While watching “How I live now“, the exact same feelings came back. The “Shit, lets hope this never becomes reality …” kind of reaction. And also because of the impression that you are going through exactly the same events. As if you were in the midst of those who were going through that hell. And although it’s a gray and grim view of the future, this film was a sight for sore eyes. The storyline is perfect because of the sobriety of images. No deliberately added sensational images of bombardments or mutilated victims. Only the subtle used images of a shock wave, the threatening atmosphere during the action of the soldiers and the brutal terror that war brings. All this in an artistic framing so it was sometimes hard to believe that there are so many terrible things happening in a short distance. A beautiful morning with a tasteful view of the surrounding countryside made the ugliness of the upcoming war disappear. Superb.
In addition to the photographic qualities, there was the sublime cast with Ronan up front. The transformation of a theatrical,snooty, pampered, alternatively looking and pretty crazy girl into a friendly, frank, visibly enjoying life and loving girl, was fairly predictable. The rendition of Ronan (Daisy) was of an exceptionally high level. Her natural beauty, her confident attitude and her intense shining eyes was an add-on to the sublime acting. Her performance is admirable and credible. A masterly portrait of a tormented teenager with enervating, whining voices in her head and a load of self-pity she’s carrying (probably the result of the traumatic experience as a baby). The rebellious and furious temper that slowly fades away and makes room for a lovely, timid girl who discovers the joy of life again. And in the end she becomes a savior who knows quite a bit about “Survival” techniques to watch over her little niece. Even the love relationship (In a way it’s a forbidden relationship) was subtly addressed and wasn’t really annoying. It served for them as the last straw to hold on to.
But not only Ronan sparkled in her role. The other young actors were perfectly casted and played their part realistic. The movie started rather slow and unclear. But once Daisy joins her distant family and experiences together with her cousins the daily grind of life at the countryside, the movie shifts into a higher gear. Harley Bird (Piper) is astonishingly good for her age. A kind of an English Shirley Temple on a survival trek. And Tom Holland (Isaac) has that innocent boyish look all the time. Splendour Performance.
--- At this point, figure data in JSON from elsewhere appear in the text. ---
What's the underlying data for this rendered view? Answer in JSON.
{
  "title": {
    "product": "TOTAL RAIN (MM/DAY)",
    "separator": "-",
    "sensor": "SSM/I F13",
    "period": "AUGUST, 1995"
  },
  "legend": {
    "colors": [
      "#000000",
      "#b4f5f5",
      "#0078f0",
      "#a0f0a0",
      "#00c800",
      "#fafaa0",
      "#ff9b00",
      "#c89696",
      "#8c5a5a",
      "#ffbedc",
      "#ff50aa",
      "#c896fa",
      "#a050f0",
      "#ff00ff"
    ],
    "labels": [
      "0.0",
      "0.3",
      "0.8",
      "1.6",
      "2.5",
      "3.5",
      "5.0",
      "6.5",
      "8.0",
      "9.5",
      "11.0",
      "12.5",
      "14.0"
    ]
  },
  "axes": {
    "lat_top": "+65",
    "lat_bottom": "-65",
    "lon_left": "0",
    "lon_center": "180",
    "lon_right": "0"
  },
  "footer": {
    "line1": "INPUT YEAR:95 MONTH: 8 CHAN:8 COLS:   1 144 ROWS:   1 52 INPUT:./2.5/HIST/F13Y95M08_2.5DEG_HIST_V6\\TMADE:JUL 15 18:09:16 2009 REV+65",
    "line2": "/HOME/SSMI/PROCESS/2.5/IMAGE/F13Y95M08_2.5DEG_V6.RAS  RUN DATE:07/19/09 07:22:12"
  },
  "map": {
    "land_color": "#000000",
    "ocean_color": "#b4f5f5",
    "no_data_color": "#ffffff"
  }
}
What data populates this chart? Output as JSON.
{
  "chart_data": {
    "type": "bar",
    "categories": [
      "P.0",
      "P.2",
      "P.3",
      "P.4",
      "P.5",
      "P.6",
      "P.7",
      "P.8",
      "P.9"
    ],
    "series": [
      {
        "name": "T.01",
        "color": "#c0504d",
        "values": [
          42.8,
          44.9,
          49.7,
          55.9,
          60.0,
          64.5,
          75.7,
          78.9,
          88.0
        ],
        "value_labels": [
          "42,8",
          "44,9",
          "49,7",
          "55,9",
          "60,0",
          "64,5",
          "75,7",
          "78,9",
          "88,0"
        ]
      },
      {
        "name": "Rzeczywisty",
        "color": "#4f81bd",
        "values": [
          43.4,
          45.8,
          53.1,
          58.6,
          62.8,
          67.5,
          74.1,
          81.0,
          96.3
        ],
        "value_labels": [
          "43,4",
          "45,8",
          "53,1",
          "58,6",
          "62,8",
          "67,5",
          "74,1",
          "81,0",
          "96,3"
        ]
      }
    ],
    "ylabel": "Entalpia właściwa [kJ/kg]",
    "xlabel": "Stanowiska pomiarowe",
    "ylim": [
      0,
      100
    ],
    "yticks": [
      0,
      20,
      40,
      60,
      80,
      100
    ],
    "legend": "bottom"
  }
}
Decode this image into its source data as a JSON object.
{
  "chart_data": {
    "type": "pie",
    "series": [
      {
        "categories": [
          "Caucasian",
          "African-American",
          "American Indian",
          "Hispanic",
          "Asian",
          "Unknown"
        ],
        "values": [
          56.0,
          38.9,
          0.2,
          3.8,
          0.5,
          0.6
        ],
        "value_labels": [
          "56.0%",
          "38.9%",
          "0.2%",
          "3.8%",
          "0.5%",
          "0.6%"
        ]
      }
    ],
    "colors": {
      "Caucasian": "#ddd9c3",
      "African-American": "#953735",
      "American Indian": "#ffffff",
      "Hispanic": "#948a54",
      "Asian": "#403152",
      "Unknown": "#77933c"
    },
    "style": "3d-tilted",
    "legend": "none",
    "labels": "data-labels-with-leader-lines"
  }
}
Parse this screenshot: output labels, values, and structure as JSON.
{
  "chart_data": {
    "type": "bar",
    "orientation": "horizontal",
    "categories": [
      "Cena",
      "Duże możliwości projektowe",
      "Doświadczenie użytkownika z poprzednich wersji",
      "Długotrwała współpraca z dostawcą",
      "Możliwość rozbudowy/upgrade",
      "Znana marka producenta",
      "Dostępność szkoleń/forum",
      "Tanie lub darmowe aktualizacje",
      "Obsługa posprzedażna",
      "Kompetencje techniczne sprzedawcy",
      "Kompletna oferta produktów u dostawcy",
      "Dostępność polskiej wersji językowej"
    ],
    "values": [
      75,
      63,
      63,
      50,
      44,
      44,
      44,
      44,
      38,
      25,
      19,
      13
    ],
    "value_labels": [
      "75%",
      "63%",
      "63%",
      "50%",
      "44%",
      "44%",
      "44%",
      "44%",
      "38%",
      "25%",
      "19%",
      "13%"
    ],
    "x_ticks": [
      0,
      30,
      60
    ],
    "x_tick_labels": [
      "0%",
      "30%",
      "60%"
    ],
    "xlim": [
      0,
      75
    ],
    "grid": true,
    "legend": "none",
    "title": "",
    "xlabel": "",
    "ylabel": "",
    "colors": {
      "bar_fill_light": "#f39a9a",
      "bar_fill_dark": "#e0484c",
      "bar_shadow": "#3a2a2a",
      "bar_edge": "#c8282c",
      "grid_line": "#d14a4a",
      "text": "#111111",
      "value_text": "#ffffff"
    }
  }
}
This film is not about showing spectacular images and action-packed scenes during a war. It’s about the aftermath of such a war with sometimes harrowing situations in which survivors end up. The daily struggle to survive and how replaceable we are as civilians in the hands of a reigning government apparatus. Despite the austere images this movie is at times still quite thrilling and cruel. An issue such as this impresses me more than movies about a deadly epidemic, zombie situations or another physical catastrophe. Despite the total lack of solid information so you understand the situation much better, the message is clear: love conquers all obstacles and as long as you focus on what is important, nothing is impossible to achieve. Let’s hope that common sense continues to prevail in our society!